4.3.5 Chain Rule and Backpropagation Preview

Diagram of chain rule computation graph and backpropagation

This section is the bridge between mathematics and deep learning

The chain rule explains a core question: For a neural network with hundreds of layers, how do we compute the derivative of the loss function with respect to each parameter? The answer is backpropagation — in essence, it is the systematic application of the chain rule.

Learning Objectives

Understand the chain rule — how to differentiate composite functions
Manually derive backpropagation for a simple two-layer network
Understand computation graphs — why PyTorch needs them
Get ready for deep learning in Station 6

First, set a very important learning expectation

This section is one of the easiest places in Station 4 to make newcomers feel overwhelmed. So what you should focus on first in this section is not every formula, but:

A complex network is still just many simple steps linked together
Backpropagation is not a mysterious algorithm; it is the chain rule applied layer by layer
PyTorch’s backward() is essentially helping you do this automatically

First, build a map

This lesson is the bridge from Station 4 to deep learning in Station 6.

Bridge diagram of backpropagation and the chain rule

If what you learned before was:

Derivatives: how one quantity changes
Gradients: how many quantities change together
Gradient descent: how to update parameters

Then what this lesson adds is:

In a many-layer network, how the gradient is actually computed layer by layer

The Chain Rule — the "Peel the Onion" Method

Intuition

If a function has a nested structure — one function wrapped inside another — then its derivative is found by peeling it layer by layer and multiplying the derivatives at each layer.

Chain rule: dy/dx = (dy/du) × (du/dx)

"The rate of change of y with respect to x = the rate of change of y with respect to u × the rate of change of u with respect to x"

A more beginner-friendly analogy

You can first think of the chain rule as a row of gears:

The first gear turns a little
It causes the second gear to turn
The second gear then drives the third

So how the last quantity changes depends on the multiplier for “passing along change” at each intermediate layer.
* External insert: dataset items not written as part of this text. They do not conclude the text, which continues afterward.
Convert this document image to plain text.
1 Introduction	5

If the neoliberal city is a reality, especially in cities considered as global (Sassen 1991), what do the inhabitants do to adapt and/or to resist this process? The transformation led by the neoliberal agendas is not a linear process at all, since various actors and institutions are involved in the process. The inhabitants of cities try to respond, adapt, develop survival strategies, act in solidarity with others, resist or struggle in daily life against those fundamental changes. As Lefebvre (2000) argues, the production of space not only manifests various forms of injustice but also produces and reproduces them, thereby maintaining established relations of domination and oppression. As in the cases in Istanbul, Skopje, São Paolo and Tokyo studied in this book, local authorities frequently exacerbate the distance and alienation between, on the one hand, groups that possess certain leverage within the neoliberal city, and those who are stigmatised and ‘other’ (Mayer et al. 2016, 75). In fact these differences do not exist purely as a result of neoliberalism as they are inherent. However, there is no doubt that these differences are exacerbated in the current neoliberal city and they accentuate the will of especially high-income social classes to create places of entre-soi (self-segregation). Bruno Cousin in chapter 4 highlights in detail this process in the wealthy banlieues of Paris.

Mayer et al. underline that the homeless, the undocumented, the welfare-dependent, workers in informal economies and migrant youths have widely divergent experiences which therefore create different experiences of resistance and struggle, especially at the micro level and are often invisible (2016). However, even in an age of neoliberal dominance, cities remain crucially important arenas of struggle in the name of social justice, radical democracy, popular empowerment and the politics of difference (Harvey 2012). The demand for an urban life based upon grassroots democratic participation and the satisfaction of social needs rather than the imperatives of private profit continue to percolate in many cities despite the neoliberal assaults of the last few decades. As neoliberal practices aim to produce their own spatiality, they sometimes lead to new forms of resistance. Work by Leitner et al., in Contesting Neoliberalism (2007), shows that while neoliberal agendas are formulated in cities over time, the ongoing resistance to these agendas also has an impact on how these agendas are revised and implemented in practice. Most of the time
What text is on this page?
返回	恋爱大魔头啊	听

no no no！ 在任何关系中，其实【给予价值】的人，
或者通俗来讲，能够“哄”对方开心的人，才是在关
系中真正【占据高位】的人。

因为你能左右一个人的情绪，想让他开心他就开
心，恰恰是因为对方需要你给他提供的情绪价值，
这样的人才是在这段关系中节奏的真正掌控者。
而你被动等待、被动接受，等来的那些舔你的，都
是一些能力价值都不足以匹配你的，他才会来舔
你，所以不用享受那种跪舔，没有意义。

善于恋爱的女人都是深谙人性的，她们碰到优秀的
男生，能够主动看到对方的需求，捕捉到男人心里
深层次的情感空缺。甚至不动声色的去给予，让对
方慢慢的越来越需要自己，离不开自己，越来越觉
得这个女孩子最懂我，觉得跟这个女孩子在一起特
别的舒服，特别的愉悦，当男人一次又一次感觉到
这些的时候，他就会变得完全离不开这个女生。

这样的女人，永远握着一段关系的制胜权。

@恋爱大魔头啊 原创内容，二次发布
That is why the core action of the chain rule is:

Break the function apart layer by layer
Multiply the rates of change layer by layer

Everyday intuition

If your salary increases by 10% and prices increase by 5%, how does your real purchasing power change?

Salary change → affects your wallet → affects purchasing power
Total change = salary change rate × conversion rate

Multiply the change rates of each step = the overall change rate.

Calculation Example

Step-by-step chain rule calculation example

Before looking at the code, read this example as a small assembly line:

u = 3x + 2 is the inner step, so it tells us how u changes when x changes
y = u² is the outer step, so it tells us how y changes when u changes
dy_dx means “how much the final output y changes if the original input x changes a little”
numerical_derivative is a safety check: it estimates the slope by moving x a tiny bit left and right

So the code below is not just computing an answer. It is showing the same idea three ways: decomposition, formula, and numerical verification.

import numpy as np

# Example: y = (3x + 2)²
# Decomposition: u = 3x + 2, y = u²
# dy/dx = dy/du × du/dx = 2u × 3 = 6(3x + 2)

# Method 1: Chain rule
def chain_rule_example(x):
    u = 3 * x + 2        # inner function
    y = u ** 2            # outer function

    du_dx = 3             # derivative of inner function
    dy_du = 2 * u         # derivative of outer function
    dy_dx = dy_du * du_dx # chain rule

    return y, dy_dx

# Method 2: numerical check
def numerical_derivative(f, x, h=1e-7):
    return (f(x + h) - f(x - h)) / (2 * h)

f = lambda x: (3*x + 2)**2

x0 = 1
y, dy_dx_chain = chain_rule_example(x0)
dy_dx_numerical = numerical_derivative(f, x0)

print(f"x = {x0}")
print(f"  Chain rule: dy/dx = {dy_dx_chain}")
print(f"  Numerical check: dy/dx = {dy_dx_numerical:.4f}")

Multi-layer chain rule

Multi-layer chain rule path for sin(exp(x squared))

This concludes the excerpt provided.